Representantes ligados à pecuária norte-americana, por outro lado, defenderam que a carne bovina brasileira também seja incluída entre os produtos atingidos pela tarifa. Segundo essas organizações, o aumento das importações prejudica produtores locais e levanta preocupações relacionadas ao desmatamento ilegal e à rastreabilidade do rebanho.
Entidades brasileiras contestam investigação
Representantes brasileiros contestaram os fundamentos da investigação conduzida pelo USTR com base na Seção 301 da Lei de Comércio dos Estados Unidos.
Durante as apresentações, argumentaram que a legislação ambiental brasileira possui mecanismos de controle, que a competitividade do agronegócio decorre de ganhos de produtividade e que as regras aplicadas ao mercado de etanol seguem normas da Organização Mundial do Comércio (OMC).
Flávio Bolsonaro pede retirada da tarifa
No segundo dia da audiência, o senador Flávio Bolsonaro (PL-RJ) defendeu que o governo norte-americano não aplique a tarifa de 25% sobre produtos brasileiros.
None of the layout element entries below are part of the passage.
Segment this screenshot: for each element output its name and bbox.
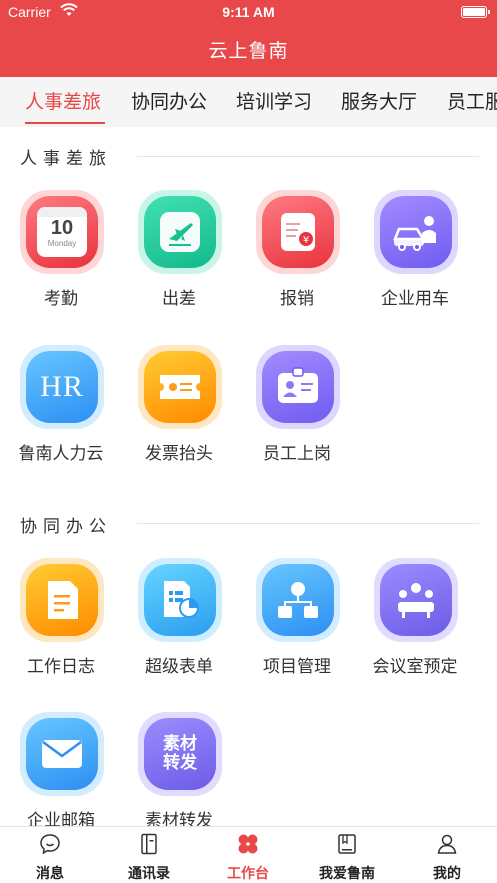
book-icon: [338, 834, 356, 854]
app-work-log[interactable]: 工作日志: [2, 558, 120, 688]
nav-workbench[interactable]: 工作台: [203, 827, 293, 883]
ticket-icon: [160, 375, 200, 399]
tab-service-hall[interactable]: 服务大厅: [341, 87, 417, 114]
person-icon: [437, 834, 457, 854]
contacts-book-icon: [141, 833, 157, 855]
tab-training[interactable]: 培训学习: [236, 87, 312, 114]
app-business-trip[interactable]: 出差: [120, 190, 238, 320]
receipt-money-icon: ¥: [281, 213, 315, 251]
section-divider: [137, 156, 479, 157]
app-reimbursement[interactable]: ¥ 报销: [238, 190, 356, 320]
airplane-icon: [160, 212, 200, 252]
org-chart-icon: [278, 582, 318, 618]
app-hr-cloud[interactable]: HR 鲁南人力云: [2, 345, 120, 475]
meeting-icon: [398, 583, 434, 618]
app-label: 项目管理: [263, 657, 331, 677]
document-icon: [48, 581, 78, 619]
car-person-icon: [393, 216, 436, 251]
app-label: 会议室预定: [372, 657, 458, 677]
nav-love-lunan[interactable]: 我爱鲁南: [302, 827, 392, 883]
app-header: Carrier 9:11 AM 云上鲁南: [0, 0, 497, 77]
battery-icon: [461, 6, 490, 18]
app-label: 考勤: [44, 289, 78, 309]
tab-collaboration[interactable]: 协同办公: [131, 87, 207, 114]
app-material-forward[interactable]: 素材 转发 素材转发: [120, 712, 238, 842]
tab-employee-service[interactable]: 员工服: [447, 87, 497, 114]
nav-mine[interactable]: 我的: [402, 827, 492, 883]
section-divider: [137, 523, 479, 524]
form-chart-icon: [164, 581, 199, 618]
page-title: 云上鲁南: [208, 40, 289, 62]
tab-hr-travel[interactable]: 人事差旅: [25, 87, 101, 114]
app-company-car[interactable]: 企业用车: [356, 190, 474, 320]
nav-messages[interactable]: 消息: [5, 827, 95, 883]
app-super-form[interactable]: 超级表单: [120, 558, 238, 688]
app-invoice-title[interactable]: 发票抬头: [120, 345, 238, 475]
app-label: 工作日志: [27, 657, 95, 677]
material-forward-icon: 素材 转发: [163, 734, 197, 773]
nav-contacts[interactable]: 通讯录: [104, 827, 194, 883]
hr-logo-icon: HR: [40, 370, 84, 403]
status-bar: Carrier 9:11 AM: [0, 0, 497, 26]
app-attendance[interactable]: 10 Monday 考勤: [2, 190, 120, 320]
app-meeting-room[interactable]: 会议室预定: [356, 558, 474, 688]
category-tabs: 人事差旅 协同办公 培训学习 服务大厅 员工服: [0, 77, 497, 127]
app-label: 鲁南人力云: [18, 444, 104, 464]
status-time: 9:11 AM: [222, 4, 275, 20]
bottom-nav: 消息 通讯录 工作台 我爱鲁南 我的: [0, 826, 497, 883]
chat-bubble-icon: [40, 834, 60, 855]
active-tab-indicator: [25, 122, 105, 124]
app-company-mail[interactable]: 企业邮箱: [2, 712, 120, 842]
section-title-hr-travel: 人事差旅: [20, 149, 112, 169]
app-label: 报销: [280, 289, 314, 309]
app-label: 出差: [162, 289, 196, 309]
section-title-collaboration: 协同办公: [20, 517, 112, 537]
app-employee-onboard[interactable]: 员工上岗: [238, 345, 356, 475]
mail-icon: [42, 740, 82, 768]
svg-text:¥: ¥: [303, 235, 309, 246]
id-badge-icon: [278, 367, 318, 403]
app-label: 超级表单: [145, 657, 213, 677]
workbench-icon: [238, 834, 258, 854]
app-label: 员工上岗: [263, 444, 331, 464]
app-screen: Carrier 9:11 AM 云上鲁南 人事差旅 协同办公 培训学习 服务大厅…: [0, 0, 497, 883]
app-project-management[interactable]: 项目管理: [238, 558, 356, 688]
calendar-icon: 10 Monday: [37, 207, 87, 257]
app-label: 企业用车: [381, 289, 449, 309]
app-label: 发票抬头: [145, 444, 213, 464]
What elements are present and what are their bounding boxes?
Durante sua manifestação, o parlamentar também pediu que o Pix não seja alvo de questionamentos e afirmou que a retirada da medida permitiria a continuidade das negociações comerciais entre Brasil e Estados Unidos.
Também participaram dos debates representantes da Confederação Nacional da Indústria (CNI), da Associação Brasileira das Indústrias de Calçados (Abicalçados), além de empresas e entidades dos dois países.
Grandes empresas também pedem exceções
Além das entidades do setor produtivo, grandes companhias encaminharam manifestações ao USTR solicitando que determinados produtos brasileiros permaneçam isentos da tarifa.
A Tesla pediu a exclusão de insumos industriais utilizados na fabricação de veículos elétricos, robótica e baterias.
A Nestlé solicitou que café em grão e colágeno bovino sejam retirados da lista de produtos tarifados, argumentando que a produção norte-americana é insuficiente para atender à demanda interna.
Já a Coca-Cola defendeu a manutenção da isenção para o suco de laranja brasileiro e pediu a inclusão do limão e de seus derivados entre os produtos excepcionados.
A eBay, por sua vez, solicitou que produtos usados, seminovos e de segunda mão sejam excluídos da medida, sob o argumento de que esses itens não representam ameaça à indústria ou à agricultura dos Estados Unidos.
Próxima etapa
Com o encerramento das audiências, o USTR concluirá a análise das manifestações apresentadas por empresas, entidades e representantes dos dois países. A decisão sobre a aplicação da tarifa adicional de 25% sobre produtos brasileiros está prevista para ser anunciada em 15 de julho.